Dermy Diamond, Tara Diamond and Dáithí Sproule
Seanchairde/Old Friends
3-Scones-2008-001
By Toner Quinn • The Journal of Music, June, 2009
The fiddle-playing of Dermy Diamond is the revelation on this trio recording. Although a familiar figure on the Irish traditional music scene, this is the first recording that carries his name. Spontaneous, inventive, sometimes almost carefree, his busyness in the corners of tunes brings the fiddle to the surface of the music again and again.

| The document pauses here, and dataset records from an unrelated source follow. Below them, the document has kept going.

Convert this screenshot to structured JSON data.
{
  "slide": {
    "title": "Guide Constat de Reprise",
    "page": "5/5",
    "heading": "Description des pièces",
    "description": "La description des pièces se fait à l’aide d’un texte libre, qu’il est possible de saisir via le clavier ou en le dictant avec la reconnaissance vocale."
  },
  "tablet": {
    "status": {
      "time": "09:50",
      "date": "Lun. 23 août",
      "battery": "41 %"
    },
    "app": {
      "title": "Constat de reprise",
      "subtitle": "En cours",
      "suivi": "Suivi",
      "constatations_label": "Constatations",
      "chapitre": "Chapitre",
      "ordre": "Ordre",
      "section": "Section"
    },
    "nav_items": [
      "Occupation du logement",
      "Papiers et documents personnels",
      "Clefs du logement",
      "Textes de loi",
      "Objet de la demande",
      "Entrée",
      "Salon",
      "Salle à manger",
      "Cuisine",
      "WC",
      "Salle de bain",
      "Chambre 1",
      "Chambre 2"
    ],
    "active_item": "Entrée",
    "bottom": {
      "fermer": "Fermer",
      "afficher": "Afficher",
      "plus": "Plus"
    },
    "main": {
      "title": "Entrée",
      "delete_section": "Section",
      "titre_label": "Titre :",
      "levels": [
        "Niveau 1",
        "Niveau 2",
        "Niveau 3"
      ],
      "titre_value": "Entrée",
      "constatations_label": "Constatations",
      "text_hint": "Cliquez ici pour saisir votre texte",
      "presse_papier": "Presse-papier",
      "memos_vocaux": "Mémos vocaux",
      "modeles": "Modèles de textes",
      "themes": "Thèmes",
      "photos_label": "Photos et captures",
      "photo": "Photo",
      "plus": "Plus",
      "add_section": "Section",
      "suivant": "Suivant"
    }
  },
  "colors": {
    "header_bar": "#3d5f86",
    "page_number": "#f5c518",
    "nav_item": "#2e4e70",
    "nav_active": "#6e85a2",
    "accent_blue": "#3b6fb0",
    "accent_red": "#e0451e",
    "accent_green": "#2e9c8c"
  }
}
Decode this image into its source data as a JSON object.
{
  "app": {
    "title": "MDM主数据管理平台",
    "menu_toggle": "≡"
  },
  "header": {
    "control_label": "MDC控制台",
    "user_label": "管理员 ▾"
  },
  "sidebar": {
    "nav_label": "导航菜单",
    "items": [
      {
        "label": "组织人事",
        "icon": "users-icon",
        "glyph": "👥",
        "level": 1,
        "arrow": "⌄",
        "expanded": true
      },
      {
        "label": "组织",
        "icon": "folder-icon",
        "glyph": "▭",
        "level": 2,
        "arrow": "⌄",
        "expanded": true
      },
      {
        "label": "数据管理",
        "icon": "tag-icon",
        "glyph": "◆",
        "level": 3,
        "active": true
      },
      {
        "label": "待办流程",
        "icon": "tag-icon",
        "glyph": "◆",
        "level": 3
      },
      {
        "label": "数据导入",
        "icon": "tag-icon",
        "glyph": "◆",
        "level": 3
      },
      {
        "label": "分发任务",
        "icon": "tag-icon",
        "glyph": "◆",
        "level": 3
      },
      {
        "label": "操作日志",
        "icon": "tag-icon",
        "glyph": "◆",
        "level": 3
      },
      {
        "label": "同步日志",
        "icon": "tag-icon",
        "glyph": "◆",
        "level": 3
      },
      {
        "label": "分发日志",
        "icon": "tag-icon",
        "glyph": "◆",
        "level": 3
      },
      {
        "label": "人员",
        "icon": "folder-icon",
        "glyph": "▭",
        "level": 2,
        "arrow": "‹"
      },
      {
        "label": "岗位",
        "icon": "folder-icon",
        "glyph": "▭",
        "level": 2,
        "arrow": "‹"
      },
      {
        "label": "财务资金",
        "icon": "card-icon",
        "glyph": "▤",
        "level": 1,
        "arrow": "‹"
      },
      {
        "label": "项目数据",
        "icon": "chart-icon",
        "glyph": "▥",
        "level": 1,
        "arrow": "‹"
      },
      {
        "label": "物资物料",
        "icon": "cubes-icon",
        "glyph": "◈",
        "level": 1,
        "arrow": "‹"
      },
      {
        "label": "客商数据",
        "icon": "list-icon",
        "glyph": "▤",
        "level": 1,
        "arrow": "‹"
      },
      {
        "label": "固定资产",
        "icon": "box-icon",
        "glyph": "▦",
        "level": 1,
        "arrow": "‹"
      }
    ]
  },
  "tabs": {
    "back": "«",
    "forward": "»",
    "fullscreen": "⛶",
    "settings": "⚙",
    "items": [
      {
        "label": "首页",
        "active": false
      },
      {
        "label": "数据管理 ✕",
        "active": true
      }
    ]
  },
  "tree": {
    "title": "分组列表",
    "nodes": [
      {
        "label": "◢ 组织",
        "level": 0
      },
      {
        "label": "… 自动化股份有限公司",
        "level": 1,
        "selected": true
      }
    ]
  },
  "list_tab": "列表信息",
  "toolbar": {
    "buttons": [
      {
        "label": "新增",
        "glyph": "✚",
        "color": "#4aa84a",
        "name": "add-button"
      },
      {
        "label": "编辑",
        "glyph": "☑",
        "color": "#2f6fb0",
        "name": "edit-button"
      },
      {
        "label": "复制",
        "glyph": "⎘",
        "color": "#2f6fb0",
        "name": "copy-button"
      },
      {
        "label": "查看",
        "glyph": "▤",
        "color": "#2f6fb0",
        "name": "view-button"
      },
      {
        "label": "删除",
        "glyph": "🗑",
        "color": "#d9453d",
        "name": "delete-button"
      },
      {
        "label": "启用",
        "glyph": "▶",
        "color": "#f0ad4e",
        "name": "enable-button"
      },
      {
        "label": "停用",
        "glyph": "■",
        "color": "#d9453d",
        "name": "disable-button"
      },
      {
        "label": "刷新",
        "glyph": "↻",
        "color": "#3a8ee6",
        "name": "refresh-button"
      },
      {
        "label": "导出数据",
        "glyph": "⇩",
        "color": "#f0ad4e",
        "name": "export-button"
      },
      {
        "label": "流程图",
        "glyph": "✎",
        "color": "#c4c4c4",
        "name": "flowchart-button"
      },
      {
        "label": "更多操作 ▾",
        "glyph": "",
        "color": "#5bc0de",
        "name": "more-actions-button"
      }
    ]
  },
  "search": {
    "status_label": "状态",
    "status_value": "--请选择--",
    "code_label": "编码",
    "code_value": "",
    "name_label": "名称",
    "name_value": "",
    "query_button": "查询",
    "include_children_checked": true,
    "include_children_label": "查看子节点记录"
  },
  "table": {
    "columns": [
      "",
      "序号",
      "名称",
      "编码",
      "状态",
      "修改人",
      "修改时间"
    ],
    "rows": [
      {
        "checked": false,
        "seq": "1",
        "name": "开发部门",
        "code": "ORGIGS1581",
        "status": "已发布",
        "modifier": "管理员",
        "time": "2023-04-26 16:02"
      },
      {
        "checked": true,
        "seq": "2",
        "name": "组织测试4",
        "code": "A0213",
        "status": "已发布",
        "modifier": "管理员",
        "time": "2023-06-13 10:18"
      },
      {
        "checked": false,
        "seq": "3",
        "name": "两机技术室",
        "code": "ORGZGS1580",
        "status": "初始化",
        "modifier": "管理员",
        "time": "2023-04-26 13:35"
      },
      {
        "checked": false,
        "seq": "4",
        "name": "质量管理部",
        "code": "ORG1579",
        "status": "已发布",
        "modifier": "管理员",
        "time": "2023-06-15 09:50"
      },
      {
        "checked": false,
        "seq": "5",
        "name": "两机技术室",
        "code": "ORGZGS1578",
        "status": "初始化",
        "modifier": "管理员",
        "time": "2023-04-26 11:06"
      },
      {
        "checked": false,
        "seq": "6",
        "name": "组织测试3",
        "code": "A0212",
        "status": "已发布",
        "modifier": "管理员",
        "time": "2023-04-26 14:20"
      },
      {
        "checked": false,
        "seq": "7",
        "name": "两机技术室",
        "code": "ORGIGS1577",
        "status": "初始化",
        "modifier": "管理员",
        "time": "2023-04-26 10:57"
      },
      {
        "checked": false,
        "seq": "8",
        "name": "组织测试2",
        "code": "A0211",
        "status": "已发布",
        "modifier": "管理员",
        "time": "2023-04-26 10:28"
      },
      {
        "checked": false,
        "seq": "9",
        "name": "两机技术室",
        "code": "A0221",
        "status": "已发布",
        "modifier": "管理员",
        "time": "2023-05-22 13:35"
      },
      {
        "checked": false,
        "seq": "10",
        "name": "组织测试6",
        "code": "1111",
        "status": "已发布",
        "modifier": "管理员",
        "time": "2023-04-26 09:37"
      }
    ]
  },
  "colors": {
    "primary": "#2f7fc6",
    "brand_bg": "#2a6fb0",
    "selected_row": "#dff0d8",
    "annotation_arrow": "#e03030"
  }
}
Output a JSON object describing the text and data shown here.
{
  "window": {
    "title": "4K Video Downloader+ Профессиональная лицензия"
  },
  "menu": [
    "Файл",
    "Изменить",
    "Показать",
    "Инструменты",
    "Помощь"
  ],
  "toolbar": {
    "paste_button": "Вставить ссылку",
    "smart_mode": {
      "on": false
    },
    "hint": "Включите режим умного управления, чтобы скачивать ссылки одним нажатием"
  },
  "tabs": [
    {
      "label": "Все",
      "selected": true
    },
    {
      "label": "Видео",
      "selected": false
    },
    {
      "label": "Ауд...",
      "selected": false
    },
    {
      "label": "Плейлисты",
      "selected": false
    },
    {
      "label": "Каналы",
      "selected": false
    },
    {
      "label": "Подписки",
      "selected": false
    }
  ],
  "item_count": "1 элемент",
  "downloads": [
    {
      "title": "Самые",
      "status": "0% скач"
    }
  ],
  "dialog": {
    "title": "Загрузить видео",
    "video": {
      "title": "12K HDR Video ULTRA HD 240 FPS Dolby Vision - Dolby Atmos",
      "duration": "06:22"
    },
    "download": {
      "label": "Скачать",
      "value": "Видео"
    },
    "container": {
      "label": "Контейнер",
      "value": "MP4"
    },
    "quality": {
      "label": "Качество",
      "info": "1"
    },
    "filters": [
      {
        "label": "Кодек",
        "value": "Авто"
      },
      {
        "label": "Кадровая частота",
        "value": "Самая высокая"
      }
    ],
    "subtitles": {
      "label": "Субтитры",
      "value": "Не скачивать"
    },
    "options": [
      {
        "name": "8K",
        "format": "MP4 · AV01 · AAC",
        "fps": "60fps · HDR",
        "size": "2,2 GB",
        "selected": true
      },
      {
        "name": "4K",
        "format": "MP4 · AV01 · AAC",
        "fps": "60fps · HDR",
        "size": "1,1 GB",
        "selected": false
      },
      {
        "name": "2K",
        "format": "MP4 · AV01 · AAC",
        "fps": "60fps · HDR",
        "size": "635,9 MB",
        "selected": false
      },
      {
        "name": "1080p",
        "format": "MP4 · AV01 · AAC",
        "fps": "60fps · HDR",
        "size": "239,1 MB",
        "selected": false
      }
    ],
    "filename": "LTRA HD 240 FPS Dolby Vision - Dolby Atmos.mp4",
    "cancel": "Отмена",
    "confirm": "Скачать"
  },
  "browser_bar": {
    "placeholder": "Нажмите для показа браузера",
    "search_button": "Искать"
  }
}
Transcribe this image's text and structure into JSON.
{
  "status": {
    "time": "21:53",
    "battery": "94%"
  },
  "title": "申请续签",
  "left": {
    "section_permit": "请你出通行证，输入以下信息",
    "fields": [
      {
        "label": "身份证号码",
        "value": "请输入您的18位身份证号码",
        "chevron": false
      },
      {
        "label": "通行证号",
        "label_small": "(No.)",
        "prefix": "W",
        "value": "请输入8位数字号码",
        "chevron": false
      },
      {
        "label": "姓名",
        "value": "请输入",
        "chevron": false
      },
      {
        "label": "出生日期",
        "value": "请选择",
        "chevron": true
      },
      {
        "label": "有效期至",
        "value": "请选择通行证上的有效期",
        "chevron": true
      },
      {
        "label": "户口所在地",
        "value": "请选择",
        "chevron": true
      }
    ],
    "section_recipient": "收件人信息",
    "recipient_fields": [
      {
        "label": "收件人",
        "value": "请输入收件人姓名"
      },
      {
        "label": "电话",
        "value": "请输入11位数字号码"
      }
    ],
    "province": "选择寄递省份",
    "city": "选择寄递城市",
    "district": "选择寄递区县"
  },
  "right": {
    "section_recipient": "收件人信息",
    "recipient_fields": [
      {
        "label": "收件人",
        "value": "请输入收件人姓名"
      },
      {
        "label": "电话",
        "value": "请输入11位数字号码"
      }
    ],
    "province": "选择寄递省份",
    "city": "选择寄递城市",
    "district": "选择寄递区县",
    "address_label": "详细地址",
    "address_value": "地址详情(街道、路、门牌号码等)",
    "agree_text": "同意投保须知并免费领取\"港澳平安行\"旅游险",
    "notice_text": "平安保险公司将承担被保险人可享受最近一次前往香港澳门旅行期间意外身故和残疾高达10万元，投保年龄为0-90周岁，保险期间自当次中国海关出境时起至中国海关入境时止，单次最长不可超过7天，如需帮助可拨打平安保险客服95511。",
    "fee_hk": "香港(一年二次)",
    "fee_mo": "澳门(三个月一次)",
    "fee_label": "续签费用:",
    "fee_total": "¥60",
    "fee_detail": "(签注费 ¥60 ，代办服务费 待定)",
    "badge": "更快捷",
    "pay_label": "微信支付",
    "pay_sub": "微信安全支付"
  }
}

Choose any of the five set of reels, ‘Danny O’Donnell’s/The Cedars Of Lebanon/The Milliner’s Daughter’ perhaps, and there is a resistance in Dermy Diamond to letting a note go without trying to present it in a new light. Always searching, using an at times intense bow technique, his versions of tunes, and his approach to variation, remain at a tangent to the familiar.
‘Miss McGuinness/The Stoney Steps’ is probably as succinct an example of the musician’s invention as any. The shortest track on the album at just over two minutes, Diamond drip-feeds in new notes to the melody as it progresses, presenting a case study in how to develop a tune with only the slightess diversion. Interesting to note that he has transposed the first tune from G major to D major, and also adjusted the melody of the second so it complements the first tune better.
Yet it is very much a trio album, and Diamond’s playing is likely all the better for the comfortable group setting of wife Tara on flute and friend Daithí Sproule on guitar. All from Northern Ireland – Dermy, Belfast; Tara, Co. Down; Dáithí, Derry – the style of music on Seanchairde/Old Friends is less regional and more a reflection of thirty years of travel and sessions throughout the traditional music scene in Ireland.
Tara learned her music from her father initially – the flute player Leslie Bingham – while Dermy relied on local musicians in Belfast, Antrim and Down. Their children, Danny and Helen, now also play fiddle.
The impact of Dermy’s playing is accentuated by the relaxed, expressive space that Tara Diamond occupies (in ‘The Boy in The Boat/The Boy in The Gap’ particularly) – leaving spaces dotted throughout the tunes, resting on notes and allowing ornamentation unfurl, almost reviewing a tune before then moving on. Dáithí Sproule is like a wave in the background, at times imperceptible, again allowing Dermy Diamond’s angularity fill in the gaps. Given that Dermy Diamond is also a Professor of Chemical Sciences in Dublin City University, I have to work hard not to use any pun on the quality of the ensemble.
Prompted by a joint concert during the 2007 Frankie Kennedy School, the CD received funding from the Arts Council’s traditional-arts scheme Deis. A barely audible chuckle at the end of the last track hints at the significance of the title.
These folk just sneak up on you!
You do this for a living and, of course, you’ve heard it all so why do they still sneak up and bite yer bum!
Just a trio, it tells you on the booklet so you definitely have heard it all before.
But not like this. This swings gently with a trio of immaculate players working away together and making their instruments talk to you and to each other. Impeccable!
No gimmicks in either the choice of music or the production. Just pure drop at its finest.